Читать «Победные трубы Майванда. Историческое повествование» онлайн - страница 86

Нафтула Аронович Халфин

Внутренний смысл картины всецело совпадал с представлениями майора о том, какой характер должны принять грядущие переговоры, да и вообще отношения с его высочеством эмиром Афганистана Мухаммадом Якуб-ханом.

…3 мая молодой эмир с большой свитой — свыше четырехсот человек — покинул Кабул и двинулся на восток. Он решил предстать перед англичанами во всем блеске и потому взял с собой трех братьев скончавшегося эмира: Мухаммада Хашим-хана, Мухаммада Тохир-хана и Нека Мухаммад-хана, а также секретаря Шер Али-хана Мухаммада Наби-хана. Но основную роль играли при нем сипахсалар, главнокомандующий, Дауд Шах-хан и мустоуфи, министр финансов, Хабибулла-хан. Они должны были как бы уравновешивать друг друга. Английские эксперты знали, что пользовавшийся немалым авторитетом среди афганских сановников мустоуфи не определил открыто своего отношения к британским соседям. Зато генерал Дауд Шах-хан, который был склонен к дружбе с могущественными инглизи, не имел влиятельных сторонников.

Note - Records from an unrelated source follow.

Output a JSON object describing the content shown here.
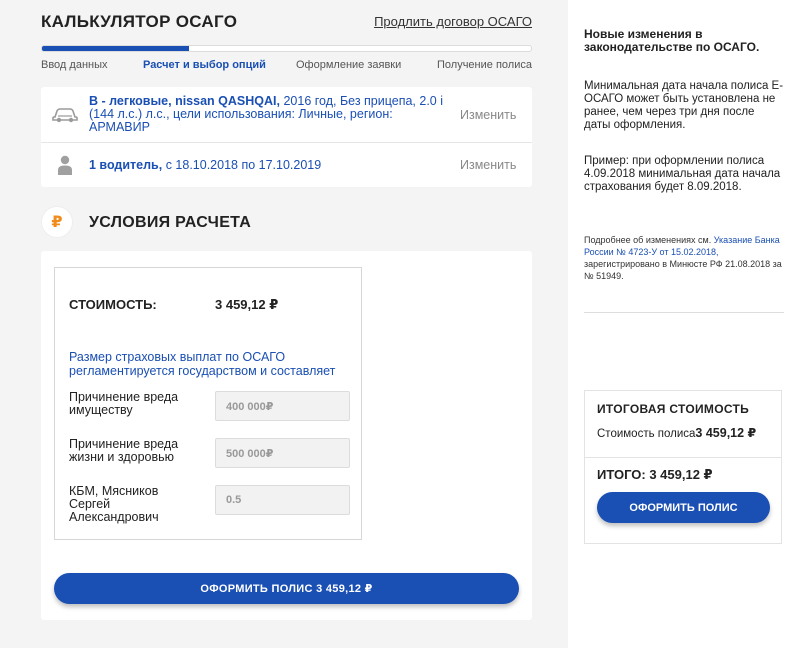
{
  "header": {
    "title": "КАЛЬКУЛЯТОР ОСАГО",
    "renew_link": "Продлить договор ОСАГО"
  },
  "progress": {
    "value_percent": 30,
    "steps": [
      {
        "label": "Ввод данных",
        "active": false
      },
      {
        "label": "Расчет и выбор опций",
        "active": true
      },
      {
        "label": "Оформление заявки",
        "active": false
      },
      {
        "label": "Получение полиса",
        "active": false
      }
    ]
  },
  "vehicle": {
    "category": "B - легковые,",
    "make": "nissan",
    "model": "QASHQAI,",
    "details": "2016 год, Без прицепа, 2.0 i (144 л.с.) л.с., цели использования: Личные, регион: АРМАВИР",
    "action": "Изменить",
    "icon": "car-icon"
  },
  "driver": {
    "count": "1 водитель,",
    "period": "с 18.10.2018 по 17.10.2019",
    "action": "Изменить",
    "icon": "person-icon"
  },
  "conditions": {
    "icon_glyph": "₽",
    "title": "УСЛОВИЯ РАСЧЕТА",
    "cost_label": "СТОИМОСТЬ:",
    "cost_value": "3 459,12 ₽",
    "info": "Размер страховых выплат по ОСАГО регламентируется государством и составляет",
    "fields": [
      {
        "label": "Причинение вреда имуществу",
        "value": "400 000₽"
      },
      {
        "label": "Причинение вреда жизни и здоровью",
        "value": "500 000₽"
      },
      {
        "label": "КБМ, Мясников Сергей Александрович",
        "value": "0.5"
      }
    ],
    "button": "ОФОРМИТЬ ПОЛИС 3 459,12 ₽"
  },
  "sidebar": {
    "heading": "Новые изменения в законодательстве по ОСАГО.",
    "p1": "Минимальная дата начала полиса Е-ОСАГО может быть установлена не ранее, чем через три дня после даты оформления.",
    "p2": "Пример: при оформлении полиса 4.09.2018 минимальная дата начала страхования будет 8.09.2018.",
    "small_prefix": "Подробнее об изменениях см.",
    "small_link": "Указание Банка России № 4723-У от 15.02.2018,",
    "small_suffix": "зарегистрировано в Минюсте РФ 21.08.2018 за № 51949."
  },
  "total": {
    "title": "ИТОГОВАЯ СТОИМОСТЬ",
    "sub_label": "Стоимость полиса",
    "sub_value": "3 459,12 ₽",
    "grand": "ИТОГО: 3 459,12 ₽",
    "button": "ОФОРМИТЬ ПОЛИС"
  },
  "colors": {
    "accent": "#1a4fb3",
    "ruble_icon": "#f08c1e"
  }
}
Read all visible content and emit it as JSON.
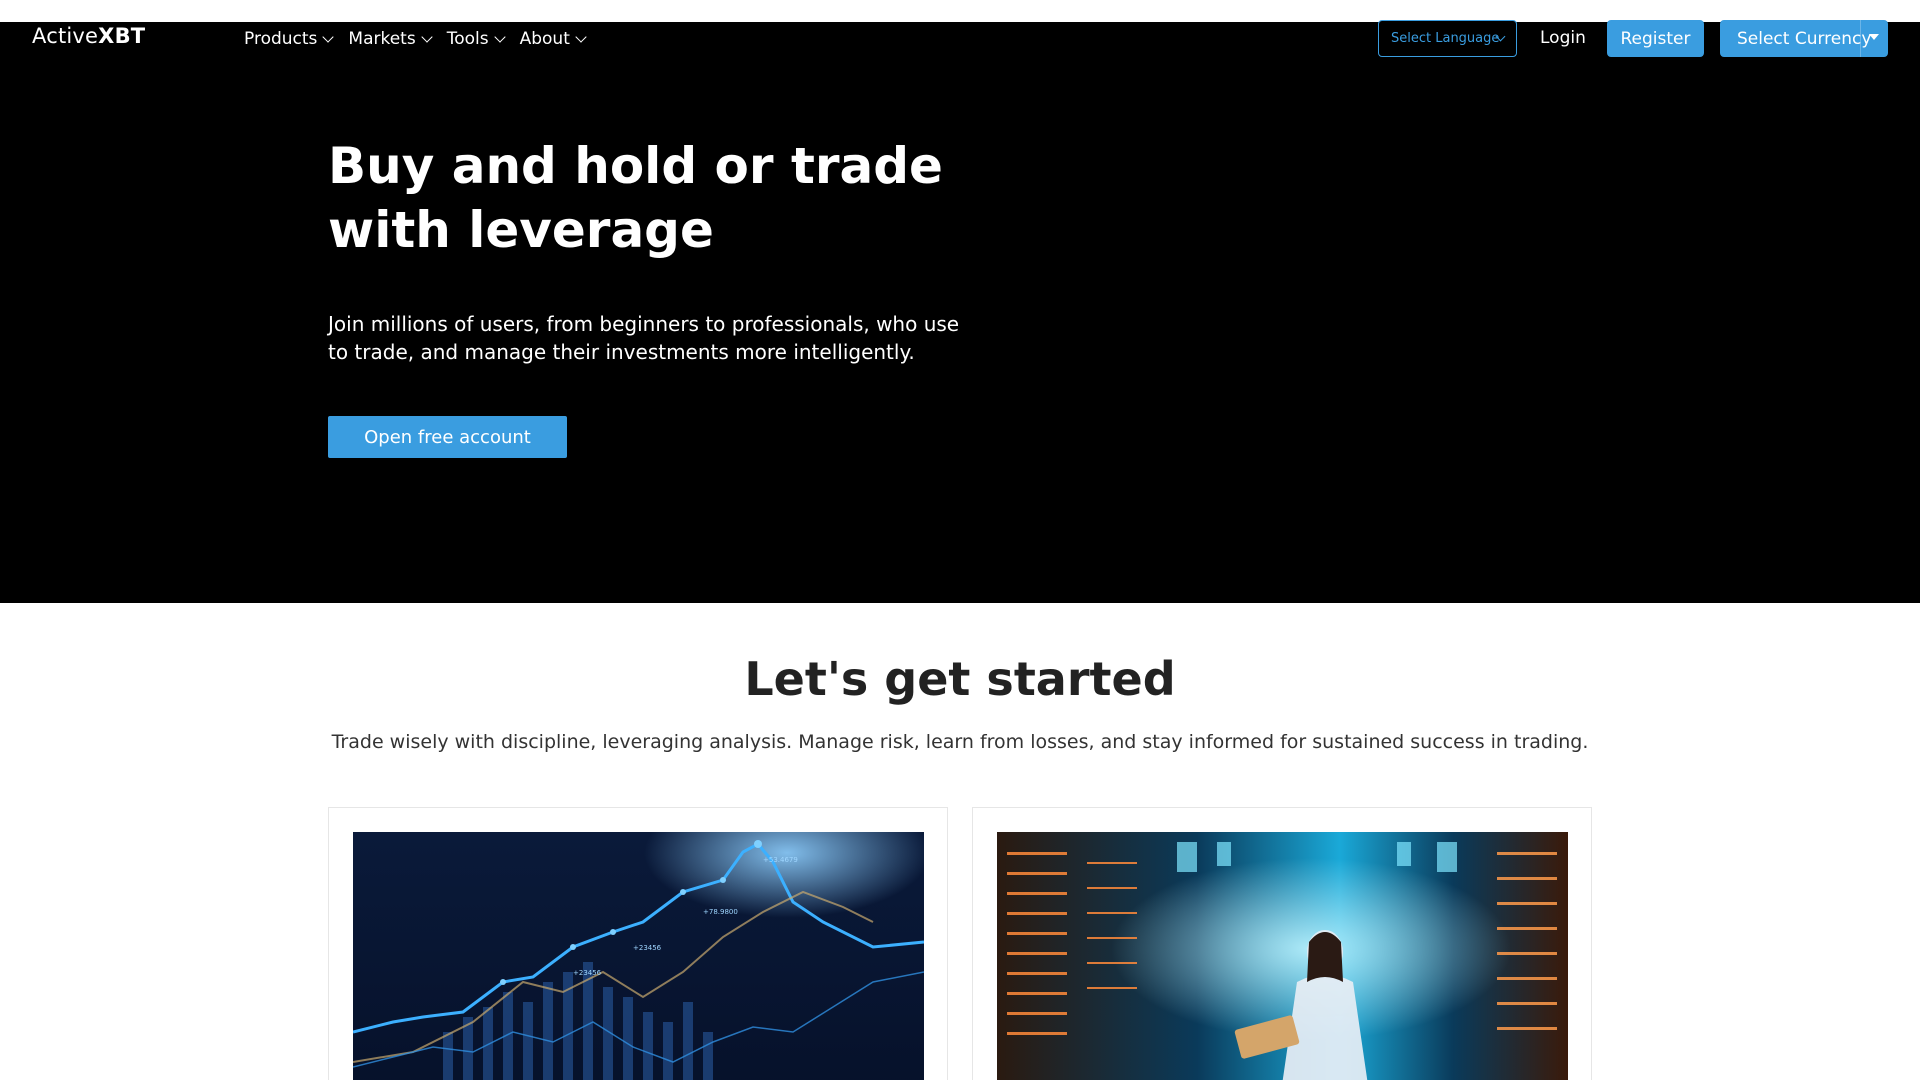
{
  "header": {
    "logo_light": "Active",
    "logo_bold": "XBT",
    "menu": [
      {
        "label": "Products"
      },
      {
        "label": "Markets"
      },
      {
        "label": "Tools"
      },
      {
        "label": "About"
      }
    ],
    "language_select": "Select Language",
    "login": "Login",
    "register": "Register",
    "currency_select": "Select Currency"
  },
  "hero": {
    "title_line1": "Buy and hold or trade",
    "title_line2": "with leverage",
    "subtitle": "Join millions of users, from beginners to professionals, who use to trade, and manage their investments more intelligently.",
    "cta": "Open free account"
  },
  "section": {
    "title": "Let's get started",
    "subtitle": "Trade wisely with discipline, leveraging analysis. Manage risk, learn from losses, and stay informed for sustained success in trading."
  },
  "cards": [
    {
      "image": "stock-chart-image",
      "labels": [
        "+78.9800",
        "+23456",
        "+23456",
        "+53.4679"
      ]
    },
    {
      "image": "datacenter-woman-image"
    }
  ],
  "colors": {
    "accent": "#3a9de0",
    "hero_bg": "#000000"
  }
}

Неподалеку от Гандамака, на пути следования конной процессии афганцев, был выстроен эскадрон 10-го полка британских гусар в синих мундирах и желтых киверах с белыми плюмажами. На некотором расстоянии от них расположилась 4-я горная батарея Пенджабских пограничных войск. Когда кортеж приблизился, юный субалтерн в таком же мундире, но в кивере алого цвета взмахнул саблей, и четыре пушки окутались густым облаком порохового дыма.

Это был почетный салют. И вместе с тем это было оскорбление, ибо по четко разработанному и давно известному ритуалу даже самых мелких индийских раджей, махараджей, навабов и им подобных владетелей обычно приветствовали выстрелами из девяти пушек. Правитель же крупной и пока еще независимой страны вполне мог претендовать на салют из двадцати одного орудия, как, например, низам Хайдарабада или махараджа Джамму и Кашмира, бывший вассал Кабула, самостоятельность которых была лишь формальной. И, уж во всяком случае, на залп из девятнадцати пушек, как махараджи Индура или Траванкура, бхопальский наваб или совершенно ничтожные по своему положению хан Келата и махараджа Колапура.

Впрочем, трудно утверждать, было ли задуманное Каваньяри нарушение восточного этикета осознано малосведущим в дипломатических тонкостях Якуб-ханом. Он ехал, глубоко погруженный в раздумье, и только неожиданно раздавшаяся артиллерийская пальба вывела его из этого состояния.

От гусарского эскадрона отделился всадник, молодой капитан. Приблизившись к эмиру, он отдал честь и произнес по-английски слова приветствия. Толмач перевел его слова на персидский язык.

В это время со стороны Гандамака появилась кавалькада из десяти-пятнадцати всадников. Она медленно приближалась к центру действия. Впереди на гнедой лошади ехал худощавый майор. За ним следовал молодой человек в гражданской одежде и надвинутой почти на нос каске. Их сопровождали совары из корпуса гидов. То был Каваньяри со своим помощником Дженкинсом.

Поравнявшись с Якуб-ханом, майор спешился. Эмир сделал то же самое, и они обменялись рукопожатиями. Англичанин испытующе взглянул на человека, с помощью и от имени которого Лондон и Симла надеялись диктовать афганцам свою волю.